Ho letto “La vita davanti a sé” di Romain Gary

Sono al terzo libro di questo autore assai complesso (Roman Kacew alias Emile Ajar) di cui non dirò altro avendone già scritto in occasione delle recensioni di “L’angoscia di re Salomone” (30 maggio 2010) e di “Mio caro pitone” (27 giugno 2010).
“La vita davanti a sé” è un libro bello ma non me la sento di aggiungermi al coro di quanti lo considerano un capolavoro. E neppure a quelli che lo definiscono falso e forzatamente commovente. Il romanzo, con cui Gary anzi Ajar vinse il premio Goncourt nel 1975, narra le vicende di Momo (Mohamed), ragazzo arabo nella banlieue di Belleville, figlio di nessuno anzi figlio di puttana come tutti gli altri bambini depositati dalle loro mamme prostitute nella casa di una vecchia collega ebrea, Madame Rosa, che li accudisce con una cura che va ben aldilà del mensile che riceve da ognuna di loro. La donna nutre un affetto speciale per Momo che non l’abbandonerà neppure quando la sua salute declinerà verso l’inevitabile fine.

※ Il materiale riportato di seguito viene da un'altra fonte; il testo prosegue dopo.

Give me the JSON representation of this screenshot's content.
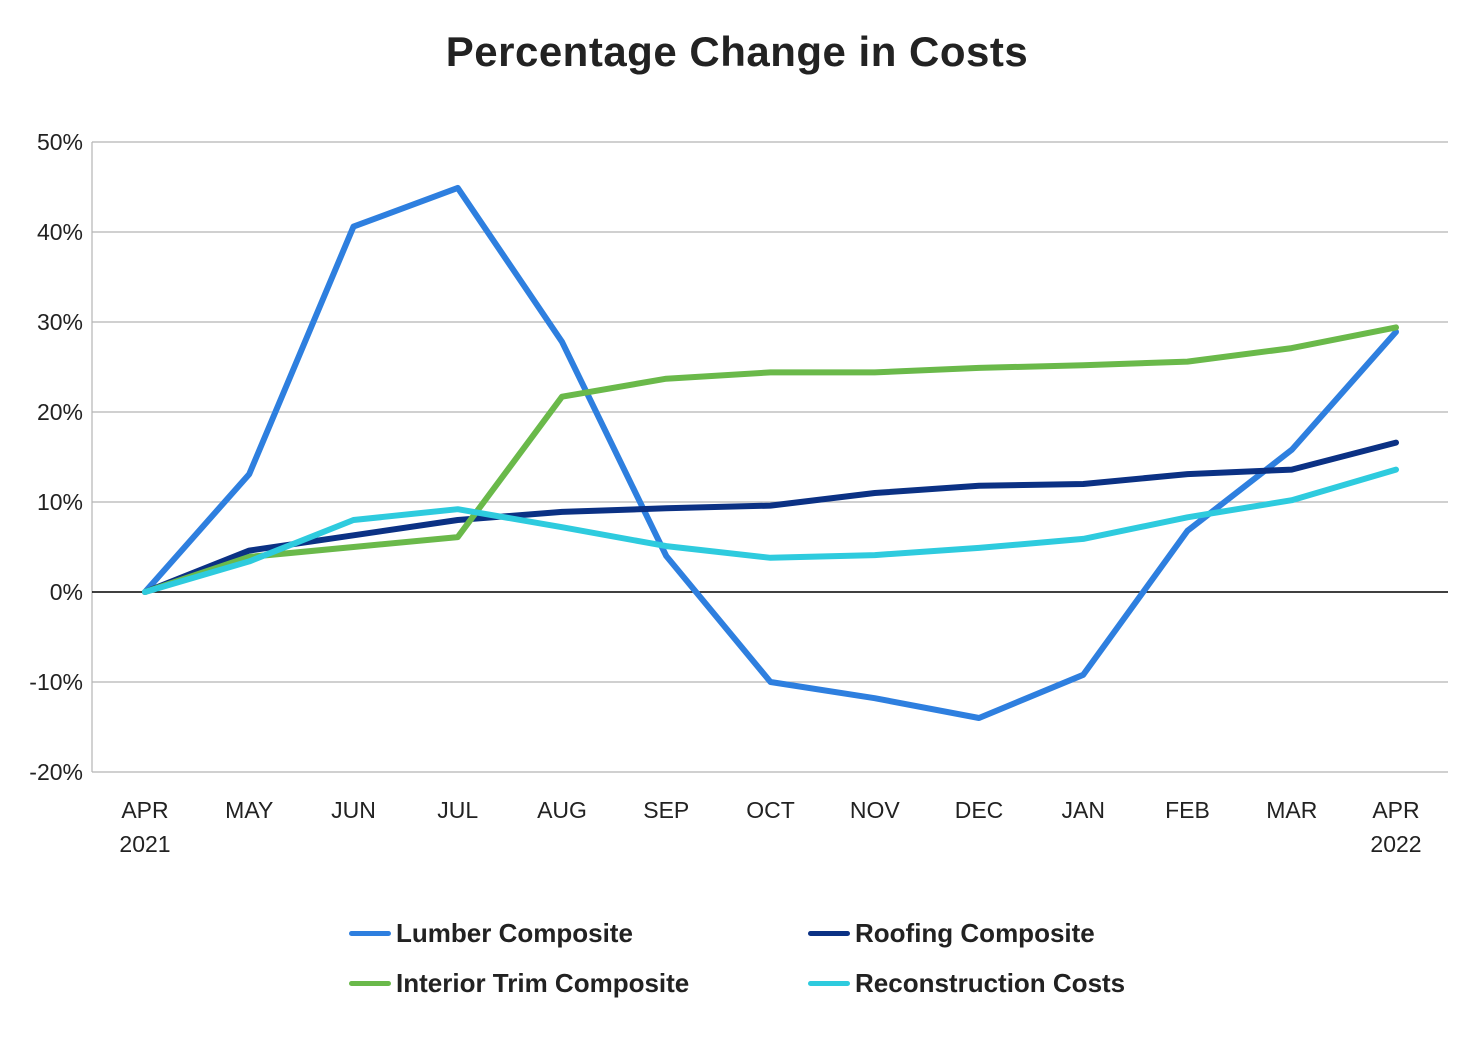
{
  "chart_data": {
    "type": "line",
    "title": "Percentage Change in Costs",
    "xlabel": "",
    "ylabel": "",
    "categories": [
      [
        "APR",
        "2021"
      ],
      [
        "MAY"
      ],
      [
        "JUN"
      ],
      [
        "JUL"
      ],
      [
        "AUG"
      ],
      [
        "SEP"
      ],
      [
        "OCT"
      ],
      [
        "NOV"
      ],
      [
        "DEC"
      ],
      [
        "JAN"
      ],
      [
        "FEB"
      ],
      [
        "MAR"
      ],
      [
        "APR",
        "2022"
      ]
    ],
    "ylim": [
      -20,
      50
    ],
    "yticks": [
      -20,
      -10,
      0,
      10,
      20,
      30,
      40,
      50
    ],
    "ytick_labels": [
      "-20%",
      "-10%",
      "0%",
      "10%",
      "20%",
      "30%",
      "40%",
      "50%"
    ],
    "grid": "horizontal",
    "legend_placement": "bottom",
    "series": [
      {
        "name": "Lumber Composite",
        "color": "#2e7fdf",
        "values": [
          0,
          13.1,
          40.6,
          44.9,
          27.8,
          4.0,
          -10.0,
          -11.8,
          -14.0,
          -9.2,
          6.8,
          15.8,
          28.9
        ]
      },
      {
        "name": "Roofing Composite",
        "color": "#0b3184",
        "values": [
          0,
          4.6,
          6.3,
          8.0,
          8.9,
          9.3,
          9.6,
          11.0,
          11.8,
          12.0,
          13.1,
          13.6,
          16.6
        ]
      },
      {
        "name": "Interior Trim Composite",
        "color": "#6ab94a",
        "values": [
          0,
          3.9,
          5.0,
          6.1,
          21.7,
          23.7,
          24.4,
          24.4,
          24.9,
          25.2,
          25.6,
          27.1,
          29.4
        ]
      },
      {
        "name": "Reconstruction Costs",
        "color": "#2ecbde",
        "values": [
          0,
          3.4,
          8.0,
          9.2,
          7.2,
          5.1,
          3.8,
          4.1,
          4.9,
          5.9,
          8.3,
          10.2,
          13.6
        ]
      }
    ]
  }
}
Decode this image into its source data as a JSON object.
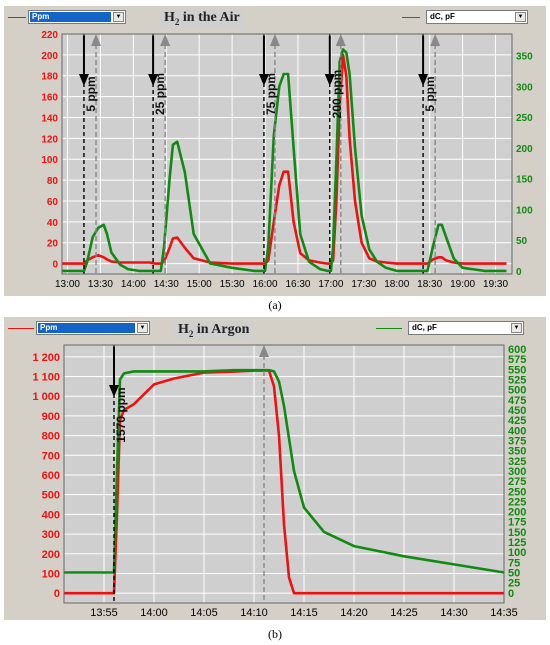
{
  "panel_a": {
    "caption": "(a)",
    "left_select": "Ppm",
    "right_select": "dC, pF",
    "title_pre": "H",
    "title_sub": "2",
    "title_post": " in the Air"
  },
  "panel_b": {
    "caption": "(b)",
    "left_select": "Ppm",
    "right_select": "dC, pF",
    "title_pre": "H",
    "title_sub": "2",
    "title_post": " in Argon"
  },
  "colors": {
    "ppm": "#ee1111",
    "dc": "#118a11",
    "background": "#d4d0c8"
  },
  "chart_data": [
    {
      "type": "line",
      "title": "H2 in the Air",
      "x": [
        "12:55",
        "13:00",
        "13:05",
        "13:10",
        "13:15",
        "13:18",
        "13:23",
        "13:28",
        "13:33",
        "13:36",
        "13:40",
        "13:48",
        "13:55",
        "14:05",
        "14:15",
        "14:20",
        "14:25",
        "14:28",
        "14:33",
        "14:36",
        "14:40",
        "14:47",
        "14:55",
        "15:10",
        "15:30",
        "15:50",
        "16:00",
        "16:03",
        "16:08",
        "16:13",
        "16:17",
        "16:21",
        "16:26",
        "16:32",
        "16:40",
        "16:50",
        "16:57",
        "17:00",
        "17:02",
        "17:05",
        "17:08",
        "17:11",
        "17:14",
        "17:17",
        "17:22",
        "17:28",
        "17:35",
        "17:42",
        "17:50",
        "18:00",
        "18:15",
        "18:25",
        "18:28",
        "18:33",
        "18:38",
        "18:41",
        "18:45",
        "18:52",
        "19:00",
        "19:20",
        "19:40"
      ],
      "series": [
        {
          "name": "Ppm",
          "color": "#ee1111",
          "axis": "left",
          "values": [
            0,
            0,
            0,
            0,
            0,
            3,
            6,
            8,
            6,
            4,
            2,
            1,
            1,
            1,
            1,
            0,
            0,
            2,
            15,
            24,
            25,
            15,
            5,
            1,
            0,
            0,
            0,
            3,
            40,
            75,
            88,
            88,
            40,
            10,
            3,
            1,
            0,
            0,
            3,
            60,
            150,
            200,
            180,
            120,
            60,
            20,
            5,
            2,
            1,
            0,
            0,
            0,
            0,
            4,
            6,
            6,
            3,
            1,
            0,
            0,
            0
          ]
        },
        {
          "name": "dC, pF",
          "color": "#118a11",
          "axis": "right",
          "values": [
            0,
            0,
            0,
            0,
            0,
            15,
            55,
            70,
            75,
            60,
            30,
            10,
            3,
            0,
            0,
            0,
            0,
            40,
            150,
            205,
            210,
            160,
            60,
            12,
            5,
            0,
            0,
            40,
            220,
            300,
            320,
            320,
            200,
            60,
            15,
            3,
            0,
            0,
            40,
            180,
            340,
            360,
            355,
            320,
            200,
            90,
            35,
            15,
            5,
            0,
            0,
            0,
            0,
            40,
            75,
            75,
            55,
            20,
            5,
            0,
            0
          ]
        }
      ],
      "xlim": [
        "12:55",
        "19:45"
      ],
      "ylim_left": [
        -10,
        220
      ],
      "ylim_right": [
        -5,
        385
      ],
      "xticks": [
        "13:00",
        "13:30",
        "14:00",
        "14:30",
        "15:00",
        "15:30",
        "16:00",
        "16:30",
        "17:00",
        "17:30",
        "18:00",
        "18:30",
        "19:00",
        "19:30"
      ],
      "yticks_left": [
        0,
        20,
        40,
        60,
        80,
        100,
        120,
        140,
        160,
        180,
        200,
        220
      ],
      "yticks_right": [
        0,
        50,
        100,
        150,
        200,
        250,
        300,
        350
      ],
      "annotations": [
        {
          "text": "5 ppm",
          "on": "13:15",
          "off": "13:26"
        },
        {
          "text": "25 ppm",
          "on": "14:18",
          "off": "14:29"
        },
        {
          "text": "75 ppm",
          "on": "15:59",
          "off": "16:09"
        },
        {
          "text": "200 ppm",
          "on": "16:59",
          "off": "17:09"
        },
        {
          "text": "5 ppm",
          "on": "18:24",
          "off": "18:35"
        }
      ]
    },
    {
      "type": "line",
      "title": "H2 in Argon",
      "x": [
        "13:51",
        "13:53",
        "13:55",
        "13:56",
        "13:56.3",
        "13:56.6",
        "13:57",
        "13:58",
        "14:00",
        "14:02",
        "14:05",
        "14:08",
        "14:10",
        "14:11",
        "14:11.5",
        "14:12",
        "14:12.5",
        "14:13",
        "14:13.5",
        "14:14",
        "14:15",
        "14:17",
        "14:20",
        "14:25",
        "14:30",
        "14:35"
      ],
      "series": [
        {
          "name": "Ppm",
          "color": "#ee1111",
          "axis": "left",
          "values": [
            0,
            0,
            0,
            0,
            400,
            880,
            930,
            960,
            1060,
            1090,
            1120,
            1125,
            1130,
            1130,
            1130,
            1050,
            800,
            350,
            80,
            0,
            0,
            0,
            0,
            0,
            0,
            0
          ]
        },
        {
          "name": "dC, pF",
          "color": "#118a11",
          "axis": "right",
          "values": [
            50,
            50,
            50,
            50,
            300,
            525,
            540,
            545,
            545,
            545,
            545,
            548,
            548,
            548,
            548,
            545,
            520,
            460,
            380,
            300,
            210,
            150,
            115,
            90,
            70,
            50
          ]
        }
      ],
      "xlim": [
        "13:51",
        "14:35"
      ],
      "ylim_left": [
        -50,
        1260
      ],
      "ylim_right": [
        -25,
        610
      ],
      "xticks": [
        "13:55",
        "14:00",
        "14:05",
        "14:10",
        "14:15",
        "14:20",
        "14:25",
        "14:30",
        "14:35"
      ],
      "yticks_left": [
        "0",
        "100",
        "200",
        "300",
        "400",
        "500",
        "600",
        "700",
        "800",
        "900",
        "1 000",
        "1 100",
        "1 200"
      ],
      "yticks_right": [
        0,
        25,
        50,
        75,
        100,
        125,
        150,
        175,
        200,
        225,
        250,
        275,
        300,
        325,
        350,
        375,
        400,
        425,
        450,
        475,
        500,
        525,
        550,
        575,
        600
      ],
      "annotations": [
        {
          "text": "1570 ppm",
          "on": "13:56",
          "off": "14:11"
        }
      ]
    }
  ]
}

Due considerazioni. La multietnica Francia degli anni Settanta trova una bellissima rappresentazione nel condominio di Belleville (in qualche modo anticipa Pennac di vent’anni) dove tutti vivono e si aiutano reciprocamente senza badare alle differenze di etnìa e di religione.
Il libro è scritto con uno stile particolare che rispecchia il linguaggio del bambino narrante. Emergono così l’ingenuità e l’innocenza dell’infanzia che contrastano con la durezza e la scafatezza acquisita per le strade di Parigi, i sogni e le speranze che si trasformano in incubi e paure. Per Momo le puttane sono «gente che si difende con il proprio culo», e «gli incubi sono i sogni quando invecchiano»
Aggiungo che da questo libro fu tratto un film (1977), regia di Moshé Mizrahi, che ottenne l’Oscar come miglior film straniero, con Simone Signoret nel ruolo di Madame Rosa, a sua volta premio César come miglior attrice.